Ternyata aku justru yang paling beruntung. Dalam sesi sharing, junkie yang kuwawancara memuji aku dan Andi karena aktif dan punya rasa ingin tahu yang besar. Katanya, kami calon psikolog yang baik. Sayangnya tidak demikian dengan yang lain. Hampir semua junkie mengeluh. Ada yang mengeluh, pewawancaranya tidak siap, masih canggung. Ada yang mengeluh, pewawancaranya belum menguasai materi. Ada yang mengeluh, pewawancaranya bersikap seperti polisi, mengajukan pertanyaan-pertanyaan pendek dan meminta jawaban-jawaban pendek. Para junkie bosan dengan pertanyaan yang melulu mengenai kondisi mereka 30 hari terakhir. Mereka mengeluh pertanyaan-pertanyaannya hanya mengenai apa yang sudah berlalu; padahal mereka menginginkan pertanyaan-pertanyaan yang lebih berkaitan dengan rencana mereka ke depannya.

Untuk beberapa keluhan, Dr. Shelly menyalahkan kami para calon enumerator. Manurutnya, kami belum sepenuhnya menguasai materi. Kami juga lupa mengungkapkan tujuan penelitian di bagian awal. Jelas itu memang salah kami. Namun untuk keluhan-keluhan lainnya, terutama yang berkaitan dengan bentuk-bentuk pertanyaannya, Dr. Shelly tidak lantas menyalahkan ASI-X-nya. Dr. Shelly justru membelanya. Beliau menyatakan bahwa panduan tersebut dikembangkan di Amerika dan sudah digunakan di puluhan negara; dan panduan tersebut tidak boleh diubah. Pertanyaan-pertanyaannya, dengan demikian, adalah harga mati.

Bisa kulihat wajah-wajah para junkie yang tidak puas dengan hal itu.

Aku juga tidak puas. Aku bisa memahami ketidakpuasan mereka. Aku memahami keinginan mereka. Mereka ingin didengarkan. Mereka menginginkan obrolan yang santai dan mengalir tanpa beban. Mereka menginginkan pertanyaan-pertanyaan yang mendalam, yang memungkinkan mereka bercerita banyak mengenai pengalaman-pengalaman mereka. Atau cerita mengenai rencana-rencana mereka ke depannya. Jelas mereka kecewa ketika ternyata mereka lebih banyak diperlakukan sebagai mesin penjawab pertanyaan. Ketika mereka malah mendapatkan sesi yang mirip sesi interogasi. Ketika mereka mendapatkan begitu banyak pertanyaan yang berulang-ulang dan memaksa mereka hanya menjawab singkat. Yang hanya mengungkit-ungkit kejadian 30 hari terakhir.

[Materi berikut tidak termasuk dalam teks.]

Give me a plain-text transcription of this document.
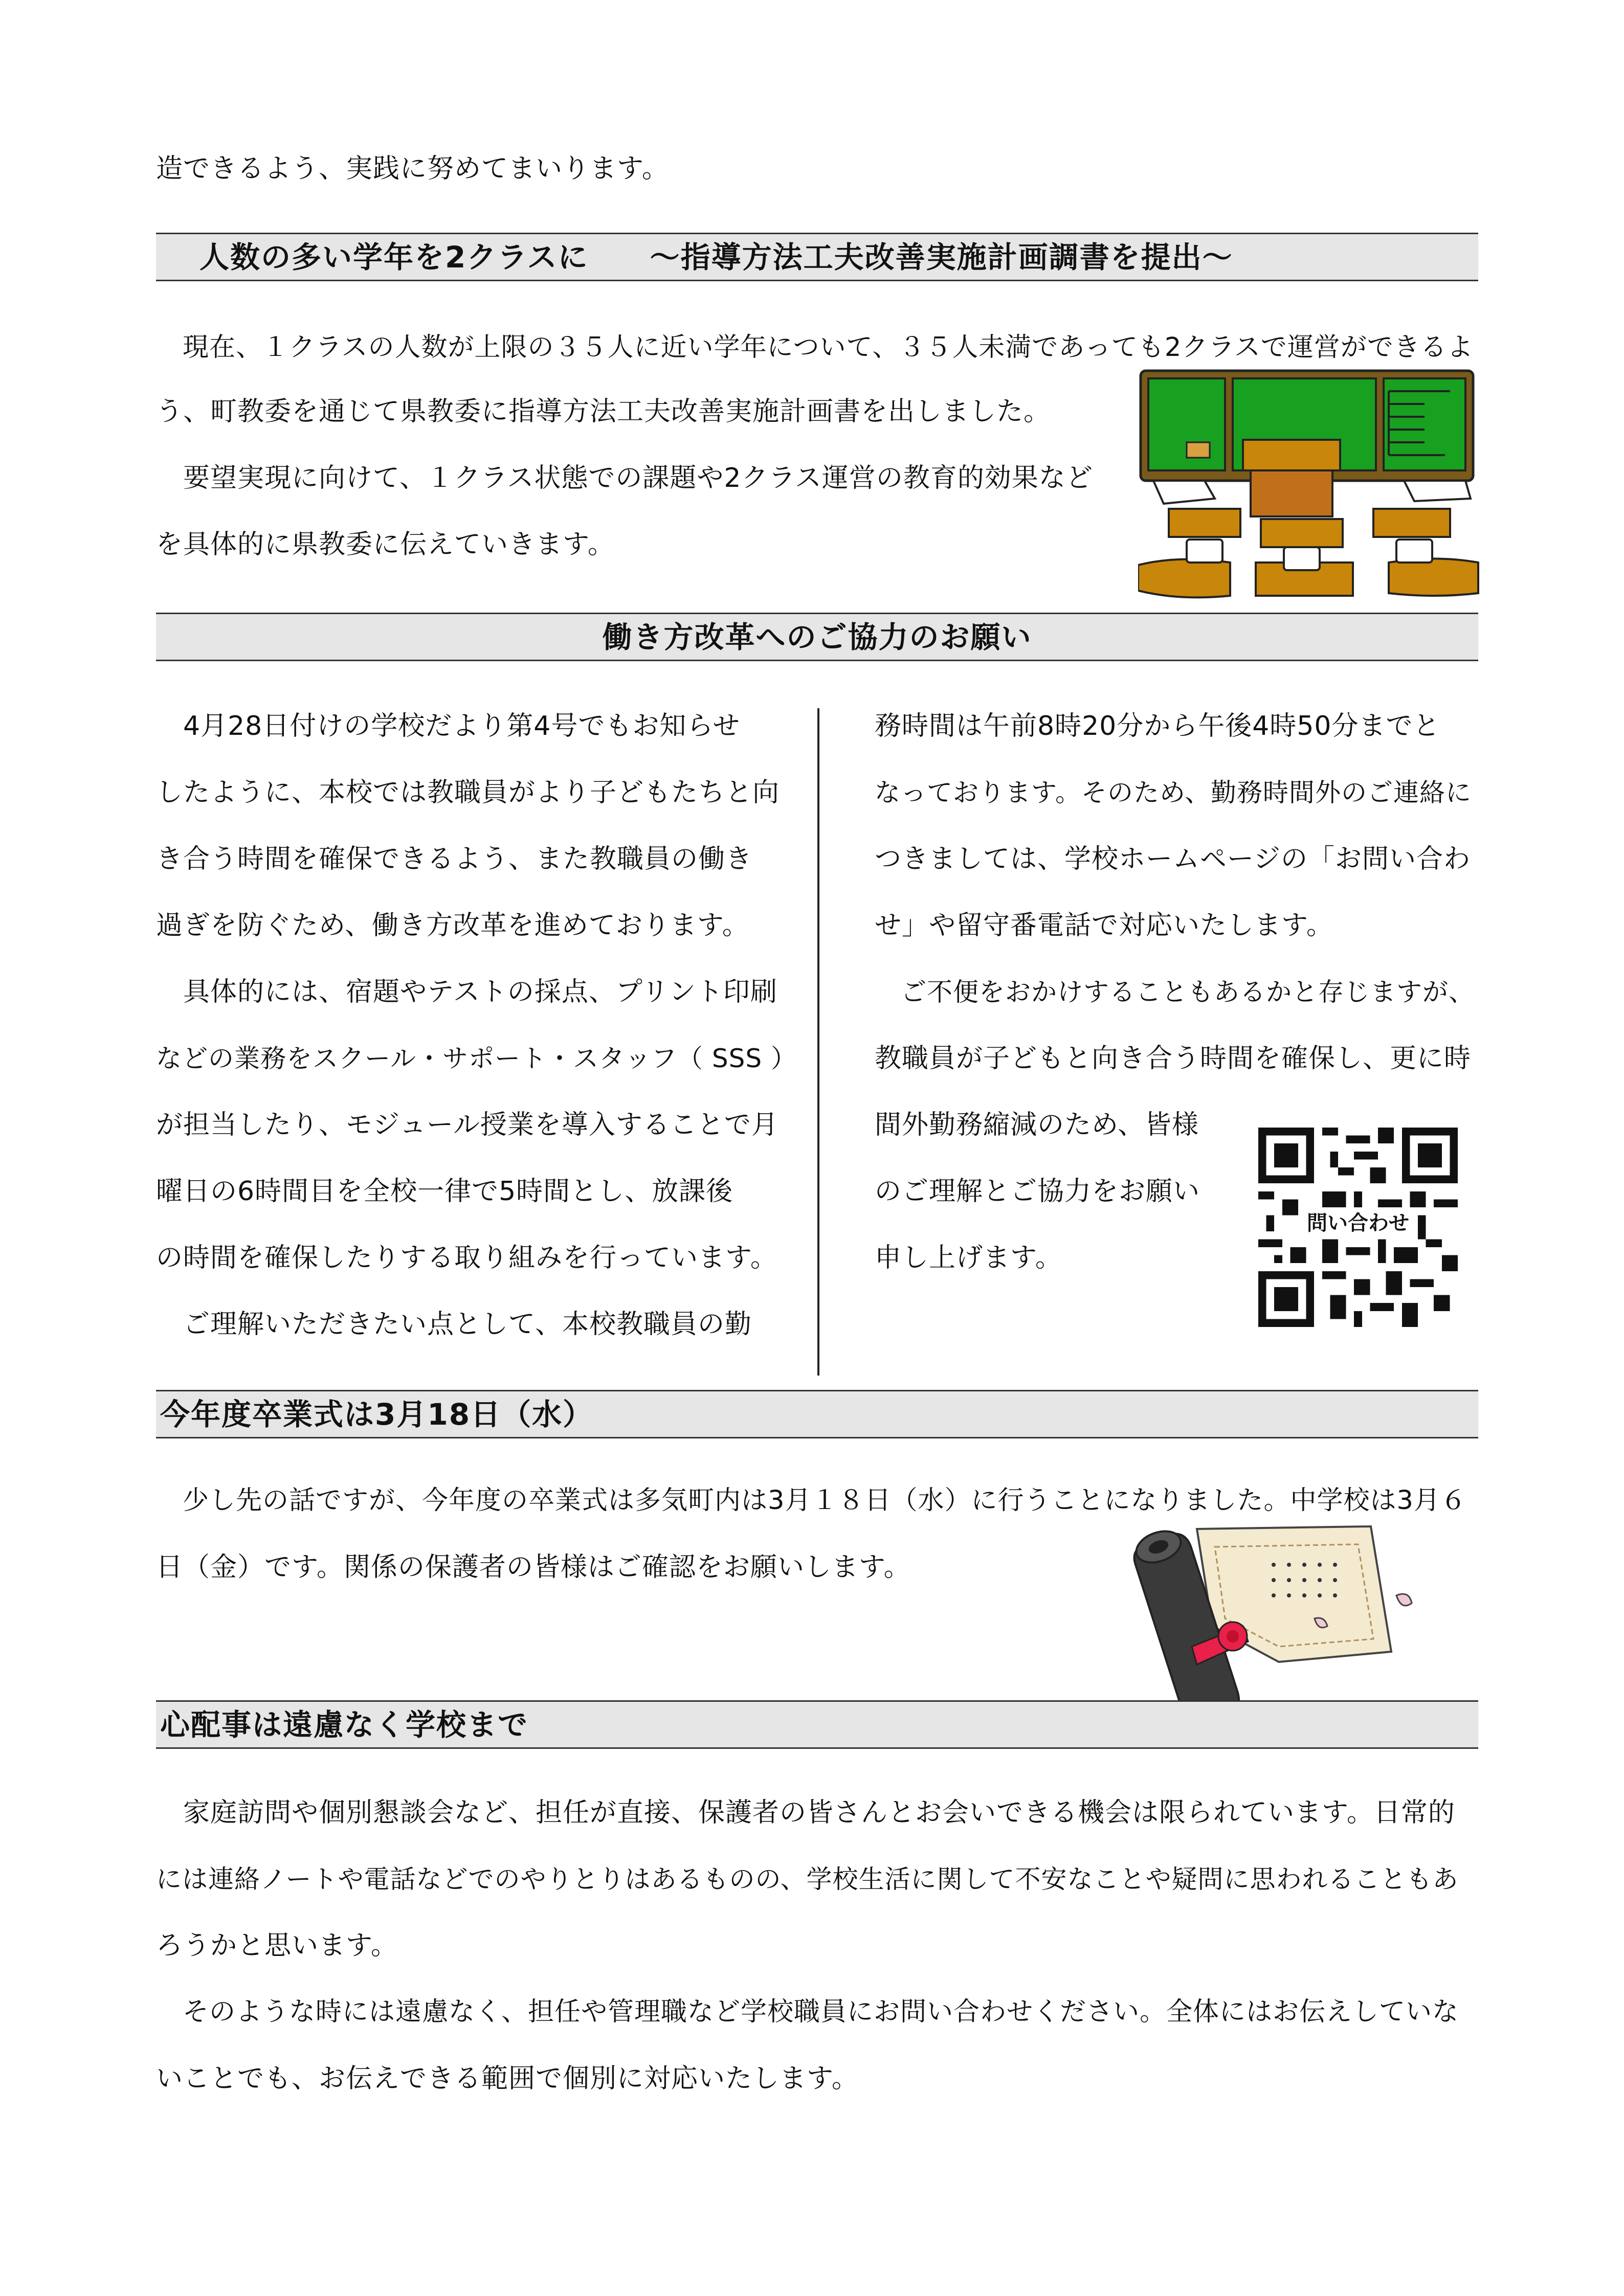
造できるよう、実践に努めてまいります。
人数の多い学年を2クラスに　　～指導方法工夫改善実施計画調書を提出～
　現在、１クラスの人数が上限の３５人に近い学年について、３５人未満であっても2クラスで運営ができるよ
う、町教委を通じて県教委に指導方法工夫改善実施計画書を出しました。
　要望実現に向けて、１クラス状態での課題や2クラス運営の教育的効果など
を具体的に県教委に伝えていきます。
働き方改革へのご協力のお願い
　4月28日付けの学校だより第4号でもお知らせ
したように、本校では教職員がより子どもたちと向
き合う時間を確保できるよう、また教職員の働き
過ぎを防ぐため、働き方改革を進めております。
　具体的には、宿題やテストの採点、プリント印刷
などの業務をスクール・サポート・スタッフ（ SSS ）
が担当したり、モジュール授業を導入することで月
曜日の6時間目を全校一律で5時間とし、放課後
の時間を確保したりする取り組みを行っています。
　ご理解いただきたい点として、本校教職員の勤
務時間は午前8時20分から午後4時50分までと
なっております。そのため、勤務時間外のご連絡に
つきましては、学校ホームページの「お問い合わ
せ」や留守番電話で対応いたします。
　ご不便をおかけすることもあるかと存じますが、
教職員が子どもと向き合う時間を確保し、更に時
間外勤務縮減のため、皆様
のご理解とご協力をお願い
申し上げます。
問い合わせ
今年度卒業式は3月18日（水）
　少し先の話ですが、今年度の卒業式は多気町内は3月１８日（水）に行うことになりました。中学校は3月６
日（金）です。関係の保護者の皆様はご確認をお願いします。
心配事は遠慮なく学校まで
　家庭訪問や個別懇談会など、担任が直接、保護者の皆さんとお会いできる機会は限られています。日常的
には連絡ノートや電話などでのやりとりはあるものの、学校生活に関して不安なことや疑問に思われることもあ
ろうかと思います。
　そのような時には遠慮なく、担任や管理職など学校職員にお問い合わせください。全体にはお伝えしていな
いことでも、お伝えできる範囲で個別に対応いたします。
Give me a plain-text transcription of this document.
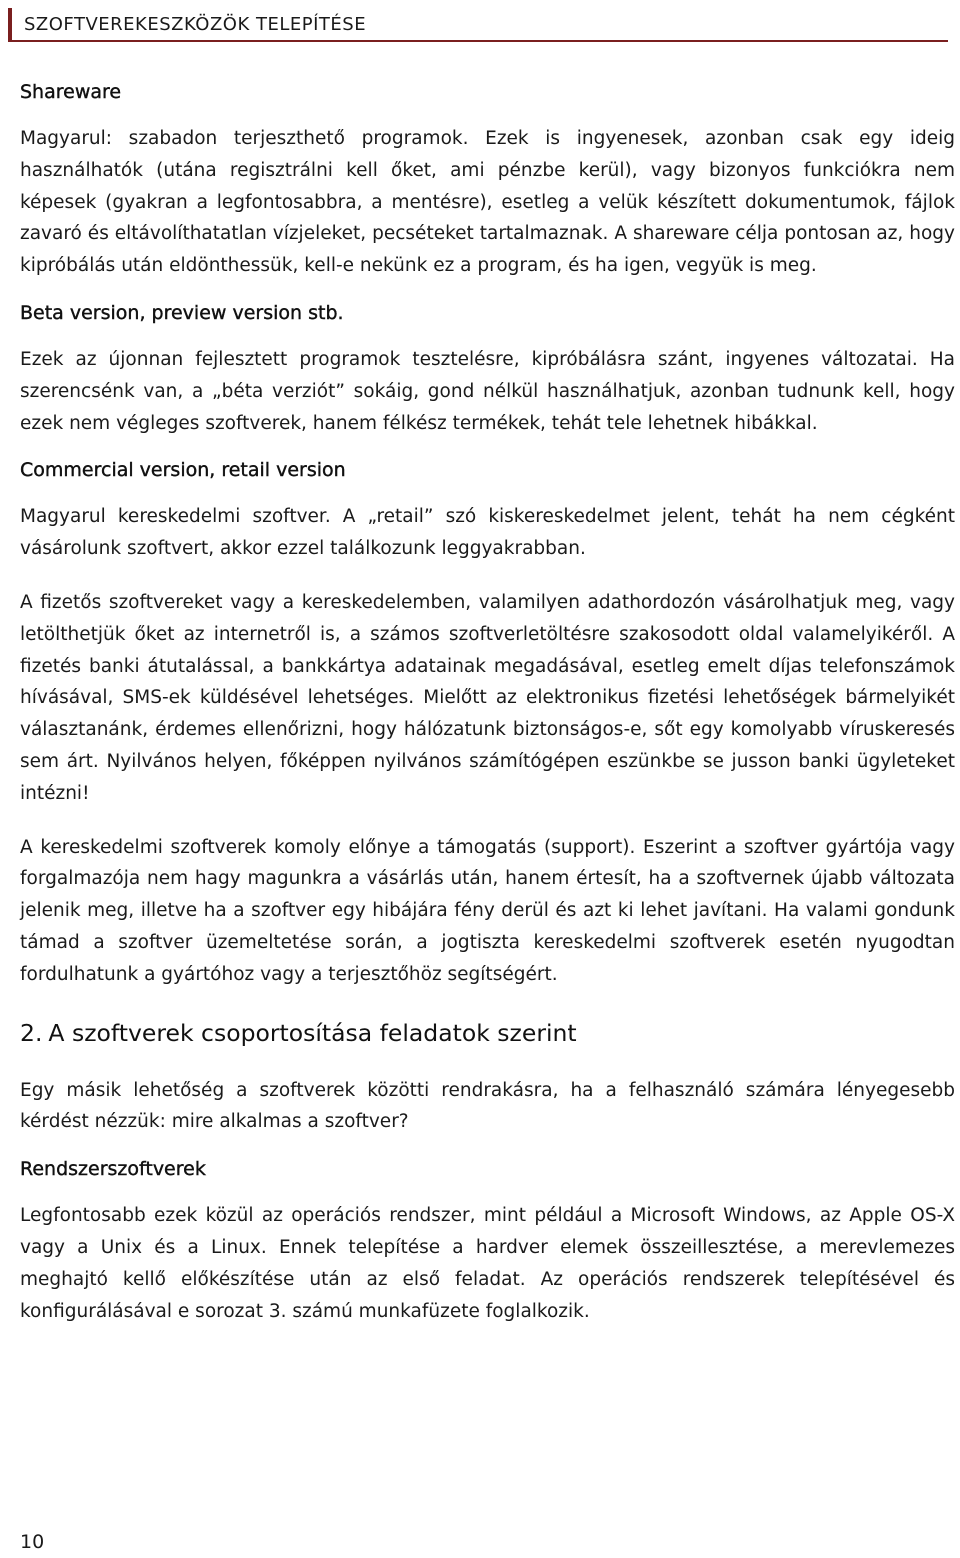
SZOFTVEREKESZKÖZÖK TELEPÍTÉSE
Shareware

Magyarul: szabadon terjeszthető programok. Ezek is ingyenesek, azonban csak egy ideig használhatók (utána regisztrálni kell őket, ami pénzbe kerül), vagy bizonyos funkciókra nem képesek (gyakran a legfontosabbra, a mentésre), esetleg a velük készített dokumentumok, fájlok zavaró és eltávolíthatatlan vízjeleket, pecséteket tartalmaznak. A shareware célja pontosan az, hogy kipróbálás után eldönthessük, kell-e nekünk ez a program, és ha igen, vegyük is meg.

Beta version, preview version stb.

Ezek az újonnan fejlesztett programok tesztelésre, kipróbálásra szánt, ingyenes változatai. Ha szerencsénk van, a „béta verziót” sokáig, gond nélkül használhatjuk, azonban tudnunk kell, hogy ezek nem végleges szoftverek, hanem félkész termékek, tehát tele lehetnek hibákkal.

Commercial version, retail version

Magyarul kereskedelmi szoftver. A „retail” szó kiskereskedelmet jelent, tehát ha nem cégként vásárolunk szoftvert, akkor ezzel találkozunk leggyakrabban.

A fizetős szoftvereket vagy a kereskedelemben, valamilyen adathordozón vásárolhatjuk meg, vagy letölthetjük őket az internetről is, a számos szoftverletöltésre szakosodott oldal valamelyikéről. A fizetés banki átutalással, a bankkártya adatainak megadásával, esetleg emelt díjas telefonszámok hívásával, SMS-ek küldésével lehetséges. Mielőtt az elektronikus fizetési lehetőségek bármelyikét választanánk, érdemes ellenőrizni, hogy hálózatunk biztonságos-e, sőt egy komolyabb víruskeresés sem árt. Nyilvános helyen, főképpen nyilvános számítógépen eszünkbe se jusson banki ügyleteket intézni!

A kereskedelmi szoftverek komoly előnye a támogatás (support). Eszerint a szoftver gyártója vagy forgalmazója nem hagy magunkra a vásárlás után, hanem értesít, ha a szoftvernek újabb változata jelenik meg, illetve ha a szoftver egy hibájára fény derül és azt ki lehet javítani. Ha valami gondunk támad a szoftver üzemeltetése során, a jogtiszta kereskedelmi szoftverek esetén nyugodtan fordulhatunk a gyártóhoz vagy a terjesztőhöz segítségért.

2. A szoftverek csoportosítása feladatok szerint

Egy másik lehetőség a szoftverek közötti rendrakásra, ha a felhasználó számára lényegesebb kérdést nézzük: mire alkalmas a szoftver?

Rendszerszoftverek

Legfontosabb ezek közül az operációs rendszer, mint például a Microsoft Windows, az Apple OS-X vagy a Unix és a Linux. Ennek telepítése a hardver elemek összeillesztése, a merevlemezes meghajtó kellő előkészítése után az első feladat. Az operációs rendszerek telepítésével és konfigurálásával e sorozat 3. számú munkafüzete foglalkozik.

10
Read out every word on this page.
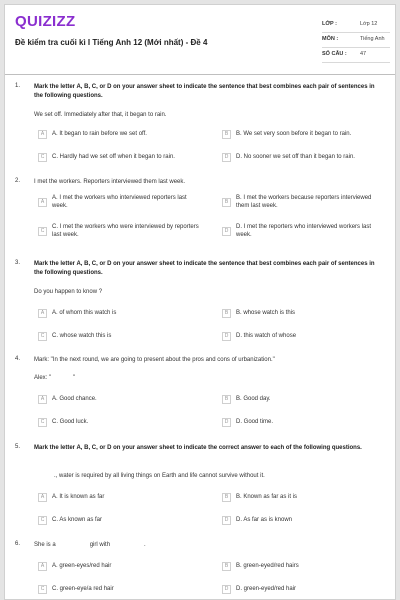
QUIZIZZ
Đề kiểm tra cuối kì I Tiếng Anh 12 (Mới nhất) - Đề 4
LỚP :	Lớp 12
MÔN :	Tiếng Anh
SỐ CÂU : 47
1. Mark the letter A, B, C, or D on your answer sheet to indicate the sentence that best combines each pair of sentences in the following questions.
We set off. Immediately after that, it began to rain.
A	A. It began to rain before we set off.	B	B. We set very soon before it began to rain.
C	C. Hardly had we set off when it began to rain.	D	D. No sooner we set off than it began to rain.
2. I met the workers. Reporters interviewed them last week.
A
A. I met the workers who interviewed reporters last week.
B
B. I met the workers because reporters interviewed them last week.
C
C. I met the workers who were interviewed by reporters last week.
D
D. I met the reporters who interviewed workers last week.
3. Mark the letter A, B, C, or D on your answer sheet to indicate the sentence that best combines each pair of sentences in the following questions.
Do you happen to know ?
A	A. of whom this watch is	B	B. whose watch is this
C	C. whose watch this is	D	D. this watch of whose
4. Mark: "In the next round, we are going to present about the pros and cons of urbanization."
Alex: "	"
A	A. Good chance.	B	B. Good day.
C	C. Good luck.	D	D. Good time.
5. Mark the letter A, B, C, or D on your answer sheet to indicate the correct answer to each of the following questions.
., water is required by all living things on Earth and life cannot survive without it.
A	A. It is known as far	B	B. Known as far as it is
C	C. As known as far	D	D. As far as is known
6. She is a	girl with	.
A	A. green-eyes/red hair	B	B. green-eyed/red hairs
C	C. green-eye/a red hair	D	D. green-eyed/red hair
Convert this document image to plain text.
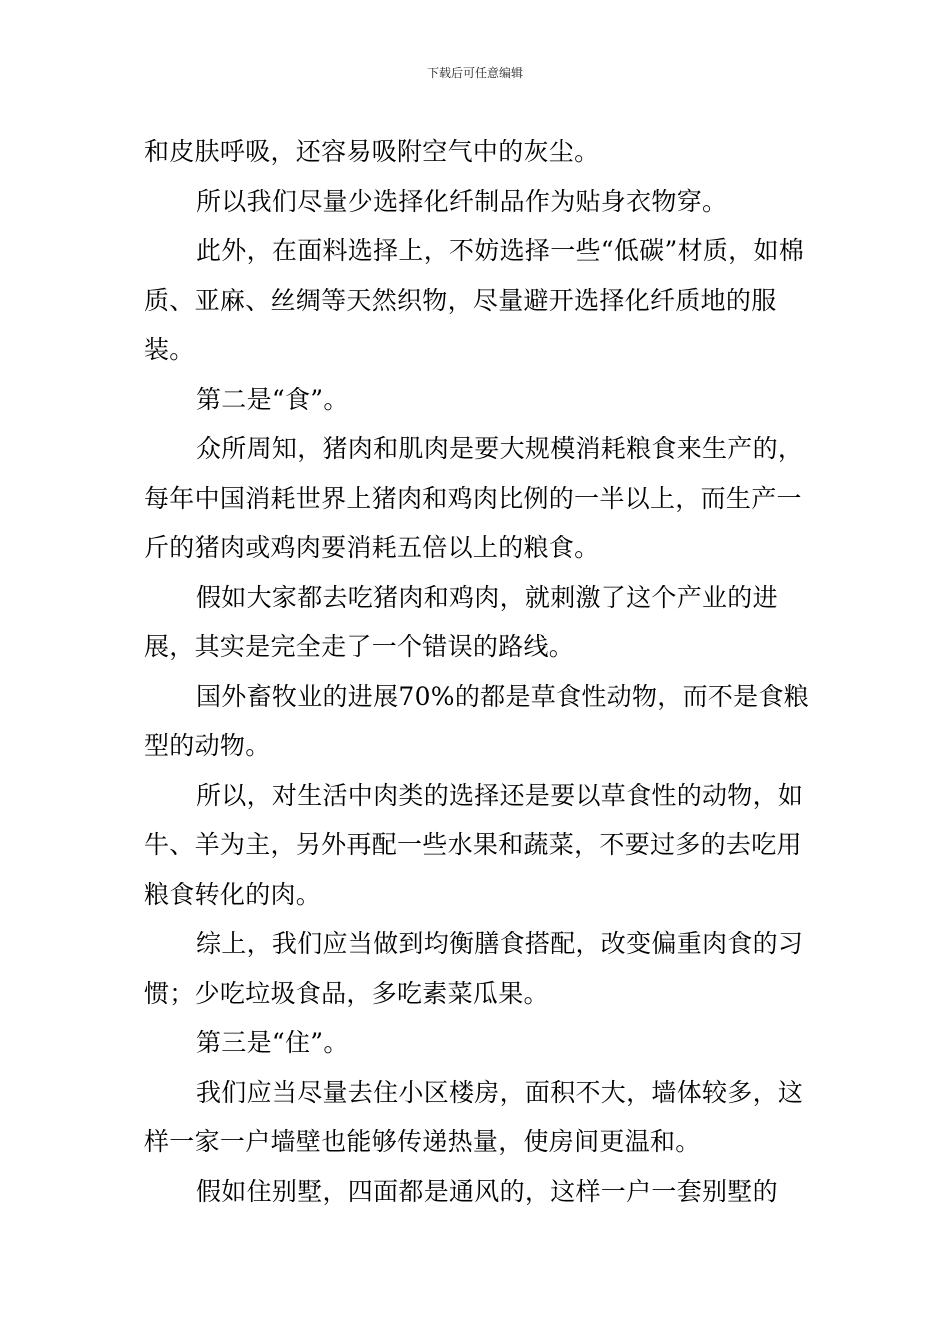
下载后可任意编辑

和皮肤呼吸，还容易吸附空气中的灰尘。

所以我们尽量少选择化纤制品作为贴身衣物穿。

此外，在面料选择上，不妨选择一些“低碳”材质，如棉质、亚麻、丝绸等天然织物，尽量避开选择化纤质地的服装。

第二是“食”。

众所周知，猪肉和肌肉是要大规模消耗粮食来生产的，每年中国消耗世界上猪肉和鸡肉比例的一半以上，而生产一斤的猪肉或鸡肉要消耗五倍以上的粮食。

假如大家都去吃猪肉和鸡肉，就刺激了这个产业的进展，其实是完全走了一个错误的路线。

国外畜牧业的进展70%的都是草食性动物，而不是食粮型的动物。

所以，对生活中肉类的选择还是要以草食性的动物，如牛、羊为主，另外再配一些水果和蔬菜，不要过多的去吃用粮食转化的肉。

综上，我们应当做到均衡膳食搭配，改变偏重肉食的习惯；少吃垃圾食品，多吃素菜瓜果。

第三是“住”。

我们应当尽量去住小区楼房，面积不大，墙体较多，这样一家一户墙壁也能够传递热量，使房间更温和。

假如住别墅，四面都是通风的，这样一户一套别墅的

Dr. Shelly juga memahami kekecewaan itu. Tapi baginya, ASI-X adalah harga mati.

Ingin rasanya aku angkat bicara. Ingin pula aku berkata lantang, mari kita buang saja ASI-X itu! Mari kita gunakan teknik wawancara terbuka. Atau mari kita ringkas menjadi panduan mini yang lebih tepat guna. Mari kita catat informasi dari pasien secara deskriptif berdasarkan pengalaman-pengalaman konkrit mereka. Baru mari kita konversi menjadi skor numerik belakangan. Tapi aku tahu, mungkin hanya aku yang berpikir seperti itu. Mungkin aku satu-satunya orang yang berpikir seperti itu.

Memang mungkin hanya aku saja yang cara berpikirnya tidak normal. Mungkin aku saja yang terlalu banyak terpengaruh oleh aliran kualitatif dan paham eksistensial.

Aku hanya menghela nafas, pasrah.



***

Mengapakah banyak orang mengagungkan validitas dan reliabilitas di atas segala-galanya--di atas manusia itu sendiri?

Dr. Shelly bilang, tujuan penelitian yang aku ikuti ini adalah untuk mendapatkan gambaran umum pengguna narkoba suntik dari berbagai aspek. Aspek kesehatan. Aspek keuangan. Aspek alkohol/narkoba. Aspek hukum. Aspek lingkungan sosial. Dan aspek psikologis. Dr. Shelly berharap nantinya IMPACT bisa mendapatkan data mengenai aspek mana yang menjadi masalah utama bagi para pengguna narkoba suntik. Data tersebut akan dijadikan acuan untuk merancang program terapi yang lebih baik untuk mereka.

Namun apa yang sesungguhnya kita butuhkan untuk merancang program terapi yang lebih baik? Alat ukur yang sangat termasyhurkah? Atau pemahaman atas diri mereka secara alamiah dan mendalam? Bagaimana mungkin kita bisa memahami mereka dengan baik apabila kita hanya memperlakukan mereka sebagai obyek, sebagai "karung informasi"? Bagaimana mungkin kita bisa memahami mereka jika kita menomorsekiankan empati, jika kita lebih mengagungkan kemasyhuran alat ukur? Bagaimana kita bisa memahami mereka lebih baik jika kita lebih percaya pada alat ukur ketimbang pada para junkie itu sendiri? Bagaimana mungkin kita bisa memahami masalah-masalah utama mereka jika kita hanya peduli pada jawaban normatif, jika kita hanya peduli pada angka-angka 0-9? Yang paling sederhana saja: bagaimana bisa kita memahami mereka jika kita tidak peduli dengan keinginan mereka untuk didengarkan; jika kita lebih peduli dengan terisinya panduan wawancara hingga penuh?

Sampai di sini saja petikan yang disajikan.